Самый простой способ укрепить влияние для королевской семьи — это, разумеется, набор близких друзей, которые были бы полностью зависимы от доброй воли сюзерена. И вот Элеонора, с помощью своих вездесущих дядюшек-савояров, начала поощрять переселение проверенных друзей и подчиненных из Прованса и Савойи в Англию. Сделать это было нетрудно, поскольку король и королева Англии славились своей безрассудной щедростью. В итоге примерно за десять следующих лет около трехсот соотечественников Элеоноры и ее родичей, мужчин и женщин, перебрались на новое место. Кое-кто получил административные посты при дворе; другие поступили на службу к великолепному архиепископу Кентерберийскому (дядя Бонифаций) или столь же могущественному графу Ричмонду (дядя Пьер). Многих переселенцев Элеонора приняла в свой штат и использовала для дипломатических поручений или для защиты интересов своих детей.
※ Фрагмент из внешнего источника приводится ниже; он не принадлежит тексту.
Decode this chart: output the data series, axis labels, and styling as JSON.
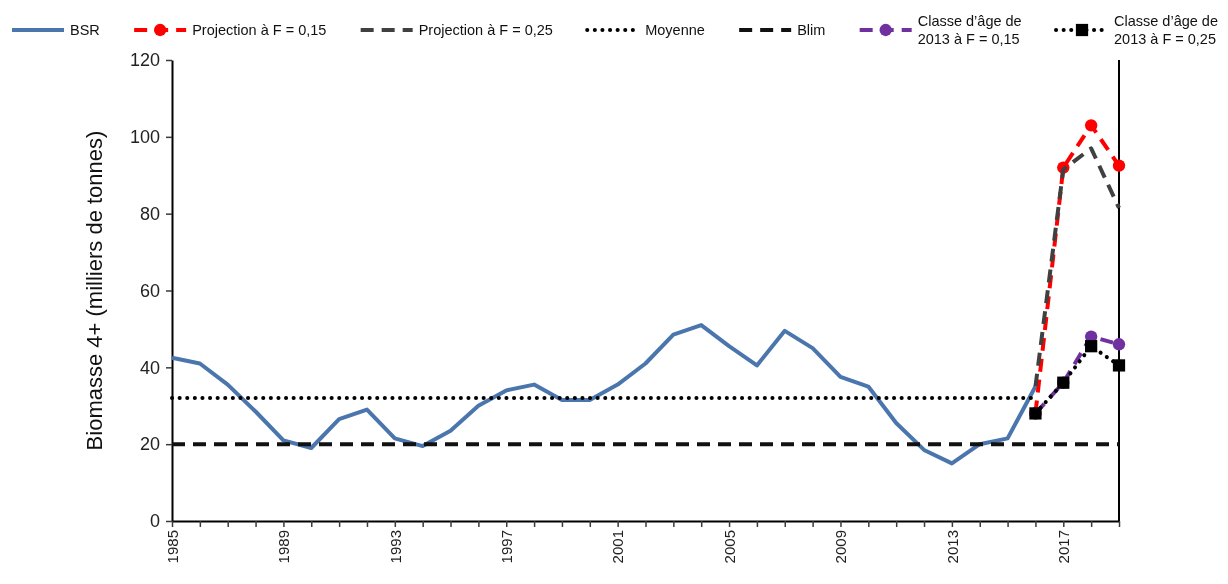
{
  "chart_data": {
    "type": "line",
    "ylabel": "Biomasse 4+ (milliers de tonnes)",
    "xlim": [
      1985,
      2019
    ],
    "xticks": [
      1985,
      {
        "value": 1986,
        "label": null
      },
      {
        "value": 1987,
        "label": null
      },
      {
        "value": 1988,
        "label": null
      },
      1989,
      {
        "value": 1990,
        "label": null
      },
      {
        "value": 1991,
        "label": null
      },
      {
        "value": 1992,
        "label": null
      },
      1993,
      {
        "value": 1994,
        "label": null
      },
      {
        "value": 1995,
        "label": null
      },
      {
        "value": 1996,
        "label": null
      },
      1997,
      {
        "value": 1998,
        "label": null
      },
      {
        "value": 1999,
        "label": null
      },
      {
        "value": 2000,
        "label": null
      },
      2001,
      {
        "value": 2002,
        "label": null
      },
      {
        "value": 2003,
        "label": null
      },
      {
        "value": 2004,
        "label": null
      },
      2005,
      {
        "value": 2006,
        "label": null
      },
      {
        "value": 2007,
        "label": null
      },
      {
        "value": 2008,
        "label": null
      },
      2009,
      {
        "value": 2010,
        "label": null
      },
      {
        "value": 2011,
        "label": null
      },
      {
        "value": 2012,
        "label": null
      },
      2013,
      {
        "value": 2014,
        "label": null
      },
      {
        "value": 2015,
        "label": null
      },
      {
        "value": 2016,
        "label": null
      },
      2017,
      {
        "value": 2018,
        "label": null
      },
      {
        "value": 2019,
        "label": null
      }
    ],
    "ylim": [
      0,
      120
    ],
    "yticks": [
      0,
      20,
      40,
      60,
      80,
      100,
      120
    ],
    "legend": "top",
    "series": [
      {
        "name": "BSR",
        "color": "#4a76ad",
        "line_style": "solid",
        "marker": "none",
        "x": [
          1985,
          1986,
          1987,
          1988,
          1989,
          1990,
          1991,
          1992,
          1993,
          1994,
          1995,
          1996,
          1997,
          1998,
          1999,
          2000,
          2001,
          2002,
          2003,
          2004,
          2005,
          2006,
          2007,
          2008,
          2009,
          2010,
          2011,
          2012,
          2013,
          2014,
          2015,
          2016
        ],
        "values": [
          42.5,
          41,
          35.5,
          28.5,
          21,
          19,
          26.5,
          29,
          21.5,
          19.5,
          23.5,
          30,
          34,
          35.5,
          31.5,
          31.5,
          35.5,
          41,
          48.5,
          51,
          45.5,
          40.5,
          49.5,
          45,
          37.5,
          35,
          25.5,
          18.5,
          15,
          20,
          21.5,
          35
        ]
      },
      {
        "name": "Projection à F = 0,15",
        "color": "#ff0000",
        "line_style": "dashed",
        "marker": "circle",
        "x": [
          2016,
          2017,
          2018,
          2019
        ],
        "values": [
          28,
          92,
          103,
          92.5
        ]
      },
      {
        "name": "Projection à F = 0,25",
        "color": "#404040",
        "line_style": "dashed",
        "marker": "none",
        "x": [
          2016,
          2017,
          2018,
          2019
        ],
        "values": [
          35,
          91.5,
          97,
          81.5
        ]
      },
      {
        "name": "Moyenne",
        "color": "#000000",
        "line_style": "dotted",
        "marker": "none",
        "x": [
          1985,
          2016
        ],
        "values": [
          32,
          32
        ]
      },
      {
        "name": "Blim",
        "color": "#111111",
        "line_style": "dashed",
        "marker": "none",
        "x": [
          1985,
          2019
        ],
        "values": [
          20,
          20
        ]
      },
      {
        "name": "Classe d’âge de 2013 à F = 0,15",
        "color": "#7030a0",
        "line_style": "dashed",
        "marker": "circle",
        "x": [
          2016,
          2017,
          2018,
          2019
        ],
        "values": [
          28,
          36,
          48,
          46
        ]
      },
      {
        "name": "Classe d’âge de 2013 à F = 0,25",
        "color": "#000000",
        "line_style": "dotted",
        "marker": "square",
        "x": [
          2016,
          2017,
          2018,
          2019
        ],
        "values": [
          28,
          36,
          45.5,
          40.5
        ]
      }
    ]
  }
}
Наиболее выдающимся родичам королевы нашлись весьма выгодные партии (что позволило разбавить влияние местной аристократии). Дочь двоюродной сестры Элеоноры выдали за будущего графа Линкольна; лорд Вески взял за себя другую. Королева также устроила брак еще одной кузины, дочери Томаса Савойского, с сыном графа Девона. Обратные связи также устанавливались: например, Элеонора сумела убедить графа Глостера, что наилучшим женихом для его богатой юной дочери является ее двоюродный брат, маркиз Монфератский.